Это «натурфилософское» описание мира является типичным образцом
позднеантичного философствования вообще и раннехристианского в частности. Оно
прежде всего эклектично (вспомним, что по-гречески εκλέγω
означает выбирать), ибо представляет собой причудливую смесь элементов различных
предшествующих учений. Но элементы эти не случайны. Они «выбраны» из старого с
учетом потребностей и главной линии духовного развития новой, нарождающейся культуры.
В этом смысле апологеты были вдохновенными эклектиками, сшивавшими из обрывков
старых и современных им учений «лоскутные одеяла», «пестрые ковры» нового учения.
Вспомним, что не случайно Климент Александрийский так и назвал свое главное сочинение
«Строматы» («Ковры»). Философия апологетов - это философия «стромат»; тип философствования
- составление из пестрых обрывков и кусочков, входивших некогда в состав чего-то
целого, красочной мозаики, изображающей нечто новое, т. е. практически эстетический
тип мышления.
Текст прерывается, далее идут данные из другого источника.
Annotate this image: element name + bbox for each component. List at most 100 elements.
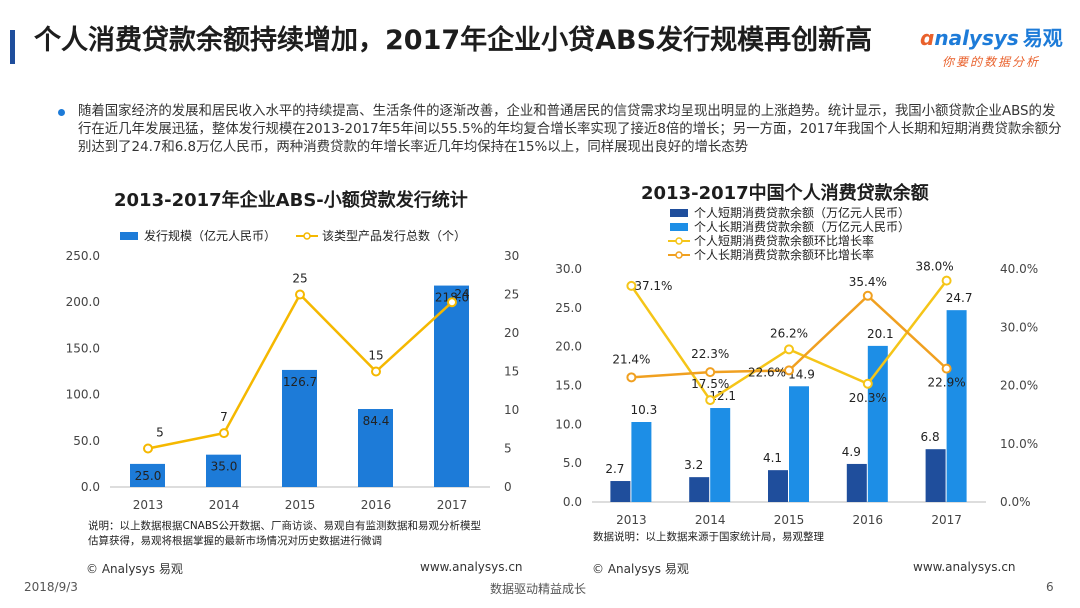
- y-tick-label-right: 25: [504, 288, 519, 302]
- line-value-label: 38.0%: [916, 260, 954, 274]
- line-point: [784, 365, 794, 376]
- line-point: [143, 443, 153, 454]
- y-tick-label-left: 100.0: [66, 388, 100, 402]
- logo-slogan: 你要的数据分析: [942, 55, 1041, 69]
- line-point: [862, 378, 873, 389]
- line-point: [626, 280, 637, 291]
- bar-value-label: 14.9: [788, 367, 815, 381]
- bar-value-label: 2.7: [605, 462, 624, 476]
- line-value-label: 24: [454, 287, 469, 301]
- legend-label: 发行规模（亿元人民币）: [144, 228, 276, 243]
- analysys-logo: ɑnalysys 易观 你要的数据分析: [920, 22, 1070, 72]
- y-tick-label-left: 25.0: [555, 301, 582, 315]
- bar: [689, 477, 710, 502]
- line-value-label: 22.3%: [691, 347, 729, 361]
- bar: [282, 369, 317, 487]
- line-value-label: 17.5%: [691, 377, 729, 391]
- legend-label: 个人长期消费贷款余额（万亿元人民币）: [694, 219, 910, 234]
- line-value-label: 15: [368, 349, 383, 363]
- bar: [846, 463, 867, 502]
- y-tick-label-left: 200.0: [66, 295, 100, 309]
- line-point: [219, 428, 229, 439]
- line-point: [447, 297, 457, 308]
- footer-url-right: www.analysys.cn: [913, 560, 1016, 574]
- bar-value-label: 84.4: [363, 414, 390, 428]
- note-right: 数据说明：以上数据来源于国家统计局，易观整理: [593, 531, 824, 543]
- line-point: [941, 363, 952, 374]
- legend-label: 该类型产品发行总数（个）: [322, 228, 466, 243]
- line-point: [705, 395, 716, 406]
- chart-right-title: 2013-2017中国个人消费贷款余额: [641, 183, 929, 204]
- footer-copyright-left: © Analysys 易观: [86, 562, 183, 576]
- chart-left: 0.0 50.0 100.0 150.0 200.0 250.0 0 5 10 15 20 25 30 2…: [66, 228, 520, 512]
- y-tick-label-right: 0.0%: [1000, 495, 1031, 509]
- y-tick-label-right: 30.0%: [1000, 320, 1038, 334]
- legend-label: 个人长期消费贷款余额环比增长率: [694, 247, 874, 262]
- bar: [206, 454, 241, 487]
- bar-value-label: 25.0: [135, 469, 162, 483]
- bar-value-label: 12.1: [709, 389, 736, 403]
- bar-value-label: 24.7: [946, 291, 973, 305]
- summary-paragraph: 随着国家经济的发展和居民收入水平的持续提高、生活条件的逐渐改善，企业和普通居民的…: [78, 104, 1062, 156]
- bar: [358, 409, 393, 487]
- bar: [710, 408, 731, 502]
- bar-value-label: 10.3: [631, 403, 658, 417]
- legend-bar-swatch: [120, 232, 138, 240]
- y-tick-label-right: 15: [504, 365, 519, 379]
- x-tick-label: 2014: [695, 513, 726, 527]
- legend-bar-swatch: [670, 209, 688, 217]
- y-tick-label-left: 0.0: [563, 495, 582, 509]
- y-tick-label-right: 20.0%: [1000, 379, 1038, 393]
- y-tick-label-left: 5.0: [563, 456, 582, 470]
- footer-copyright-right: © Analysys 易观: [592, 562, 689, 576]
- legend-line-marker: [303, 232, 311, 240]
- logo-swirl-icon: ɑ: [920, 26, 935, 50]
- logo-cn: 易观: [1022, 26, 1063, 50]
- line-value-label: 22.6%: [748, 365, 786, 379]
- y-tick-label-left: 150.0: [66, 341, 100, 355]
- line-value-label: 5: [156, 426, 164, 440]
- x-tick-label: 2015: [774, 513, 805, 527]
- y-tick-label-left: 30.0: [555, 262, 582, 276]
- footer-page-number: 6: [1046, 580, 1054, 594]
- line-point: [784, 344, 794, 355]
- bar: [867, 345, 888, 502]
- logo-wordmark: nalysys: [934, 26, 1019, 50]
- line-value-label: 25: [292, 272, 307, 286]
- line-point: [941, 275, 952, 286]
- bar-value-label: 6.8: [921, 430, 940, 444]
- legend-line-marker: [675, 251, 683, 259]
- y-tick-label-right: 40.0%: [1000, 262, 1038, 276]
- bullet-dot-icon: [58, 109, 65, 116]
- legend-line-marker: [675, 237, 683, 245]
- line-value-label: 20.3%: [849, 391, 887, 405]
- y-tick-label-right: 0: [504, 480, 512, 494]
- footer-slogan: 数据驱动精益成长: [490, 582, 587, 596]
- bar: [768, 470, 788, 502]
- bar-value-label: 126.7: [283, 375, 317, 389]
- y-tick-label-left: 250.0: [66, 249, 100, 263]
- y-tick-label-left: 50.0: [73, 434, 100, 448]
- bar: [610, 481, 631, 502]
- y-tick-label-right: 30: [504, 249, 519, 263]
- x-tick-label: 2016: [361, 498, 392, 512]
- line-point: [705, 367, 716, 378]
- x-tick-label: 2017: [437, 498, 468, 512]
- page-title: 个人消费贷款余额持续增加，2017年企业小贷ABS发行规模再创新高: [34, 25, 873, 56]
- y-tick-label-right: 10.0%: [1000, 437, 1038, 451]
- line-value-label: 22.9%: [928, 376, 966, 390]
- legend-label: 个人短期消费贷款余额环比增长率: [694, 233, 874, 248]
- bar-value-label: 3.2: [684, 458, 703, 472]
- bar-value-label: 4.1: [763, 451, 782, 465]
- x-tick-label: 2013: [616, 513, 647, 527]
- line-value-label: 21.4%: [612, 352, 650, 366]
- footer-date: 2018/9/3: [24, 580, 78, 594]
- line-value-label: 37.1%: [634, 279, 672, 293]
- line-point: [371, 366, 381, 377]
- line-value-label: 26.2%: [770, 326, 808, 340]
- y-tick-label-left: 20.0: [555, 340, 582, 354]
- y-tick-label-left: 15.0: [555, 379, 582, 393]
- line-point: [626, 372, 637, 383]
- line-value-label: 35.4%: [849, 275, 887, 289]
- line-point: [295, 289, 305, 300]
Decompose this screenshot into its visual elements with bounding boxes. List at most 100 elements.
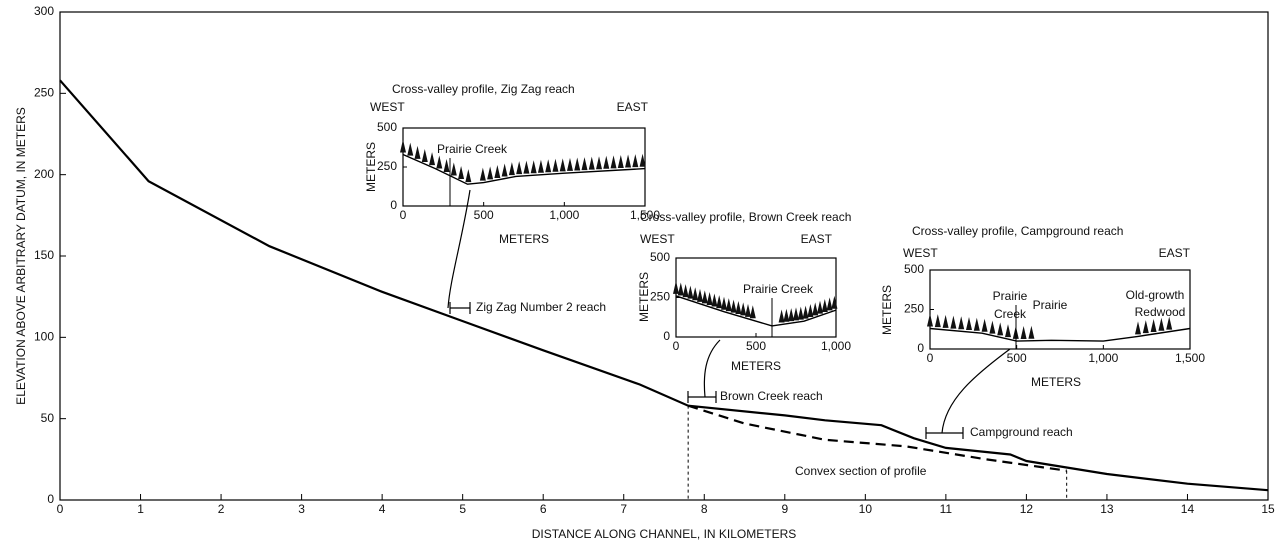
profile-line [687,404,1067,472]
east-label: EAST [617,100,649,114]
x-tick-label: 12 [1020,502,1034,516]
tree [436,155,443,169]
y-tick-label: 150 [34,248,54,262]
tree [778,309,785,323]
y-tick-label: 500 [377,120,397,134]
tree [617,154,624,168]
tree [783,308,790,322]
y-tick-label: 300 [34,4,54,18]
x-tick-label: 500 [1007,351,1027,365]
tree [682,284,689,298]
tree [1166,316,1173,330]
x-tick-label: 9 [781,502,788,516]
x-tick-label: 0 [400,208,407,222]
y-tick-label: 500 [904,262,924,276]
feature-label: Prairie Creek [743,282,814,296]
tree [610,155,617,169]
tree [735,300,742,314]
x-axis-label: METERS [731,359,781,373]
y-axis-label: METERS [637,272,651,322]
x-tick-label: 6 [540,502,547,516]
y-tick-label: 500 [650,250,670,264]
west-label: WEST [640,232,675,246]
tree [458,166,465,180]
tree [1028,325,1035,339]
x-tick-label: 13 [1100,502,1114,516]
west-label: WEST [370,100,405,114]
tree [516,161,523,175]
tree [706,291,713,305]
reach-bar [449,302,471,314]
profile-line [402,153,646,185]
y-tick-label: 250 [34,86,54,100]
tree [523,160,530,174]
y-tick-label: 0 [390,198,397,212]
x-tick-label: 1,000 [549,208,579,222]
tree [989,320,996,334]
profile-line [929,327,1191,342]
tree [966,317,972,331]
tree [1005,324,1011,338]
tree [821,299,828,313]
tree [400,139,406,153]
x-tick-label: 2 [218,502,225,516]
y-tick-label: 0 [47,492,54,506]
tree [559,158,566,172]
tree [537,159,544,173]
tree [1150,318,1157,332]
tree [797,306,804,320]
tree [639,153,646,167]
x-tick-label: 15 [1261,502,1275,516]
y-tick-label: 200 [34,167,54,181]
tree [701,290,708,304]
tree [625,154,632,168]
leader [447,189,471,309]
y-tick-label: 100 [34,330,54,344]
feature-label: Prairie [993,289,1028,303]
tree [687,285,694,299]
feature-label: Old-growth [1126,288,1185,302]
feature-label: Prairie Creek [437,142,508,156]
tree [807,303,814,317]
tree [802,305,809,319]
x-tick-label: 3 [298,502,305,516]
tree [749,305,756,319]
tree [817,300,823,314]
tree [552,158,559,172]
tree [421,148,428,162]
y-axis-label: METERS [880,285,894,335]
y-tick-label: 250 [377,159,397,173]
tree [443,159,450,173]
tree [1142,320,1149,334]
x-tick-label: 10 [859,502,873,516]
tree [673,280,679,294]
inset-title: Cross-valley profile, Zig Zag reach [392,82,575,96]
tree [1135,321,1141,335]
tree [950,315,957,329]
tree [831,295,838,309]
tree [530,160,537,174]
annotation: Campground reach [970,425,1073,439]
tree [407,142,414,156]
tree [716,295,723,309]
x-tick-label: 1,500 [1175,351,1205,365]
tree [465,169,472,183]
x-axis-label: METERS [1031,375,1081,389]
annotation: Brown Creek reach [720,389,823,403]
x-tick-label: 4 [379,502,386,516]
tree [545,159,552,173]
inset-title: Cross-valley profile, Campground reach [912,224,1123,238]
tree [1020,325,1027,339]
tree [1158,317,1165,331]
west-label: WEST [903,246,938,260]
tree [788,308,795,322]
x-tick-label: 7 [620,502,627,516]
leader [703,339,721,398]
tree [697,288,703,302]
inset-title: Cross-valley profile, Brown Creek reach [640,210,851,224]
tree [581,157,588,171]
x-tick-label: 500 [746,339,766,353]
x-tick-label: 14 [1181,502,1195,516]
tree [429,152,436,166]
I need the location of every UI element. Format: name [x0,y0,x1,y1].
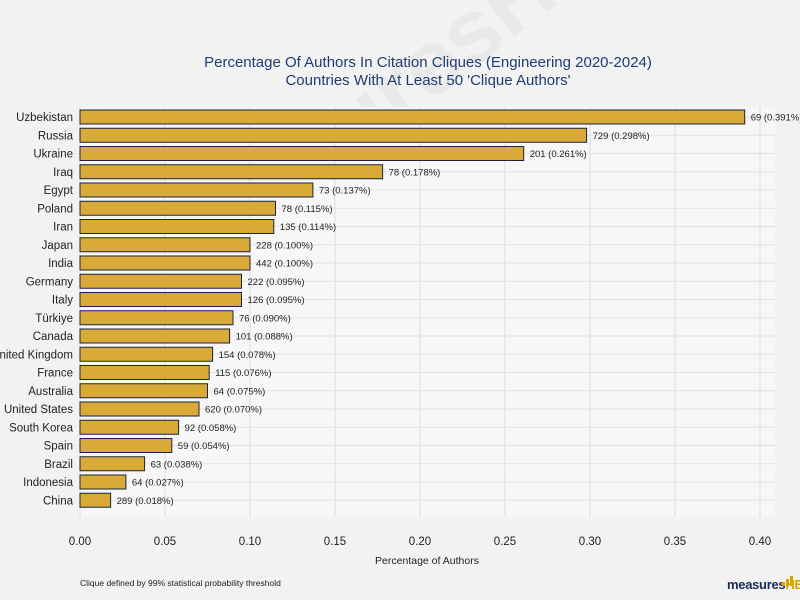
x-tick-label: 0.35 [664,536,686,548]
category-label: Poland [37,203,73,215]
category-label: Indonesia [23,477,73,489]
bar [79,310,234,326]
data-label: 222 (0.095%) [248,277,305,288]
category-labels: Uzbekistan Russia Ukraine Iraq Egypt Poland Ir… [0,112,74,507]
category-label: Spain [44,441,73,453]
x-ticks: 0.00 0.05 0.10 0.15 0.20 0.25 0.30 0.35 0.40 [69,536,771,548]
category-label: Germany [26,276,74,288]
bar [79,255,251,271]
x-tick-label: 0.05 [154,536,176,548]
chart-title: Percentage Of Authors In Citation Clique… [204,54,652,71]
x-tick-label: 0.40 [749,536,771,548]
category-label: Australia [28,386,73,398]
x-tick-label: 0.00 [69,536,91,548]
bar [79,474,127,490]
x-tick-label: 0.10 [239,536,261,548]
data-label: 59 (0.054%) [178,441,230,452]
category-label: Ukraine [33,149,73,161]
data-label: 73 (0.137%) [319,186,371,197]
data-label: 69 (0.391%) [751,113,800,124]
category-label: Türkiye [35,313,73,325]
data-label: 101 (0.088%) [236,332,293,343]
data-label: 64 (0.075%) [214,386,266,397]
category-label: Uzbekistan [16,112,73,124]
x-tick-label: 0.30 [579,536,601,548]
category-label: India [48,258,74,270]
data-label: 228 (0.100%) [256,240,313,251]
bar [79,292,242,307]
data-label: 78 (0.115%) [282,204,333,215]
category-label: United Kingdom [0,349,73,361]
category-label: Italy [52,295,73,307]
bar [79,219,275,234]
bars [79,109,746,508]
category-label: Egypt [44,185,74,197]
bar [79,164,384,180]
bar [79,401,200,417]
bar [79,383,208,399]
bar [79,492,112,508]
chart-subtitle: Countries With At Least 50 'Clique Autho… [285,72,570,89]
bar [79,200,276,216]
bar [79,419,180,435]
bar [79,182,314,198]
data-label: 63 (0.038%) [151,459,203,470]
category-label: United States [4,404,73,416]
category-label: Japan [42,240,73,252]
data-label: 115 (0.076%) [215,368,271,379]
bar [79,346,214,362]
bar [79,109,746,125]
category-label: Iraq [53,167,73,179]
category-label: Brazil [44,459,73,471]
data-label: 92 (0.058%) [185,423,237,434]
data-label: 289 (0.018%) [117,496,174,507]
bar [79,127,588,143]
logo-bars-icon [782,574,796,586]
category-label: China [43,495,74,507]
data-label: 135 (0.114%) [280,222,336,233]
category-label: France [37,368,73,380]
x-axis-label: Percentage of Authors [375,555,479,567]
data-label: 76 (0.090%) [239,313,291,324]
category-label: Russia [38,130,74,142]
bar [79,328,231,344]
data-label: 620 (0.070%) [205,405,262,416]
data-label: 126 (0.095%) [248,295,305,306]
bar [79,237,251,253]
x-tick-label: 0.15 [324,536,346,548]
logo-text: measures [727,577,786,592]
footnote: Clique defined by 99% statistical probab… [80,578,281,588]
data-label: 201 (0.261%) [530,149,587,160]
data-label: 729 (0.298%) [593,131,650,142]
data-label: 64 (0.027%) [132,478,184,489]
category-label: Iran [53,222,73,234]
bar [79,146,525,161]
data-label: 154 (0.078%) [219,350,276,361]
data-label: 442 (0.100%) [256,259,313,270]
bar [79,365,210,380]
bar [79,456,146,472]
bar [79,273,242,289]
data-label: 78 (0.178%) [389,167,441,178]
x-tick-label: 0.25 [494,536,516,548]
category-label: Canada [33,331,74,343]
x-tick-label: 0.20 [409,536,431,548]
bar [79,438,173,453]
data-labels: 69 (0.391%) 729 (0.298%) 201 (0.261%) 78 (0… [117,113,800,507]
category-label: South Korea [9,422,74,434]
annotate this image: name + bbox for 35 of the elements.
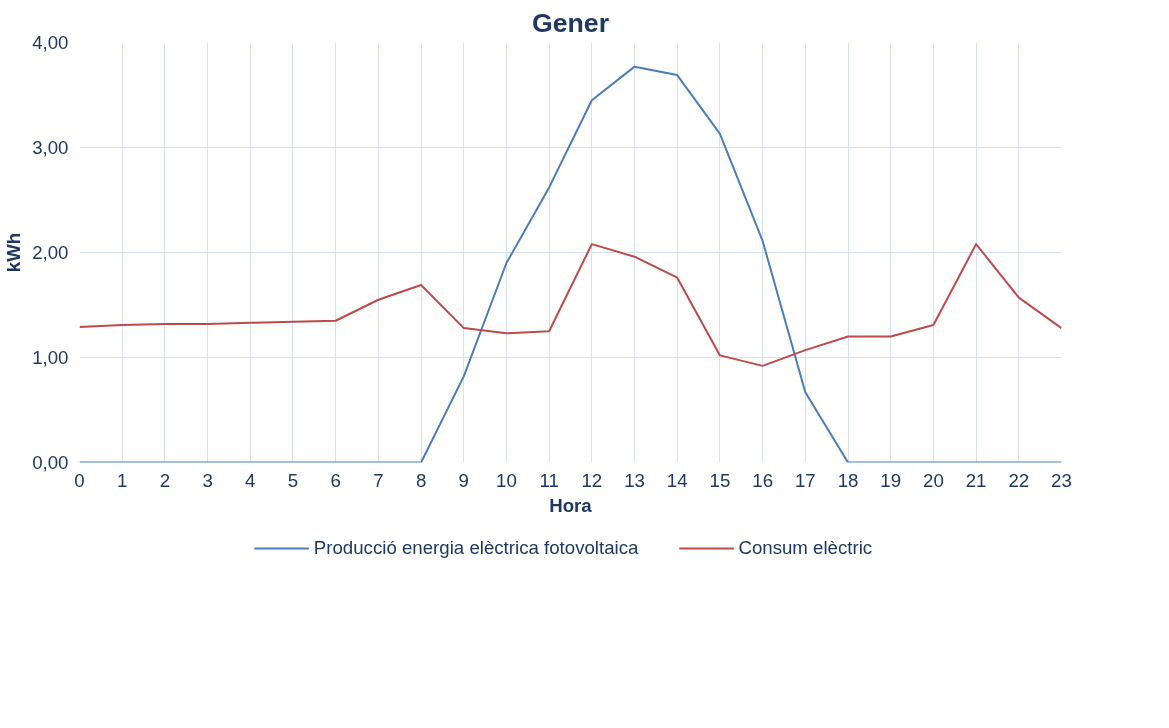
y-tick-label: 2,00	[32, 242, 69, 263]
x-tick-label: 9	[458, 469, 469, 491]
x-tick-label: 11	[539, 469, 559, 491]
x-tick-label: 19	[880, 469, 902, 491]
x-tick-label: 13	[624, 469, 645, 491]
x-tick-label: 4	[245, 469, 256, 491]
chart-title: Gener	[531, 7, 610, 38]
x-tick-label: 2	[159, 469, 171, 491]
x-tick-label: 10	[496, 469, 517, 491]
x-tick-label: 22	[1008, 469, 1030, 491]
y-tick-label: 0,00	[32, 452, 69, 473]
x-axis-title: Hora	[549, 494, 593, 516]
x-tick-label: 18	[837, 469, 859, 491]
x-tick-label: 20	[923, 469, 944, 491]
x-tick-label: 12	[581, 469, 603, 491]
x-tick-label: 21	[965, 469, 987, 491]
legend-label: Consum elèctric	[738, 537, 873, 559]
x-tick-label: 5	[287, 469, 299, 491]
x-tick-label: 6	[330, 469, 341, 491]
y-tick-label: 3,00	[32, 137, 69, 158]
x-tick-label: 3	[202, 469, 213, 491]
x-tick-label: 8	[415, 469, 427, 491]
x-tick-label: 7	[373, 469, 384, 491]
x-tick-label: 14	[666, 469, 688, 491]
x-tick-label: 16	[752, 469, 774, 491]
y-tick-label: 1,00	[32, 347, 69, 368]
x-tick-label: 15	[709, 469, 731, 491]
x-tick-label: 1	[117, 469, 128, 491]
x-tick-label: 0	[74, 469, 85, 491]
y-tick-label: 4,00	[32, 32, 69, 53]
line-series	[79, 243, 1062, 367]
y-axis-title: kWh	[3, 232, 25, 273]
x-tick-label: 23	[1051, 469, 1072, 491]
x-tick-label: 17	[794, 469, 816, 491]
legend-label: Producció energia elèctrica fotovoltaica	[313, 537, 639, 559]
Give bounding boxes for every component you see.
Не случайно в этот и особенно следующий за ним период в культуре
поздней античности были распространены центоны - словесные мозаики («ковры»),
изображающие события христианской истории стихами, выбранными из различных произведений
античных авторов221,
а христианские храмы строились с использованием максимального количества элементов
и блоков античных храмов.
Элементами Лактанциева описания служат и идеи античных философов,
и представления восточных дуалистов и гностиков, и взгляды библейских мудрецов.
Организованы эти элементы в единое описание уже по некоему особому принципу, тяготеющему
больше к библейскому типу описаний процессов, чем к античному описанию
статических картин мира. Мир рисуется и Библией, и Лактанцием в процессе его становления,
творения. Христианских мыслителей интересует в первую очередь динамика процесса.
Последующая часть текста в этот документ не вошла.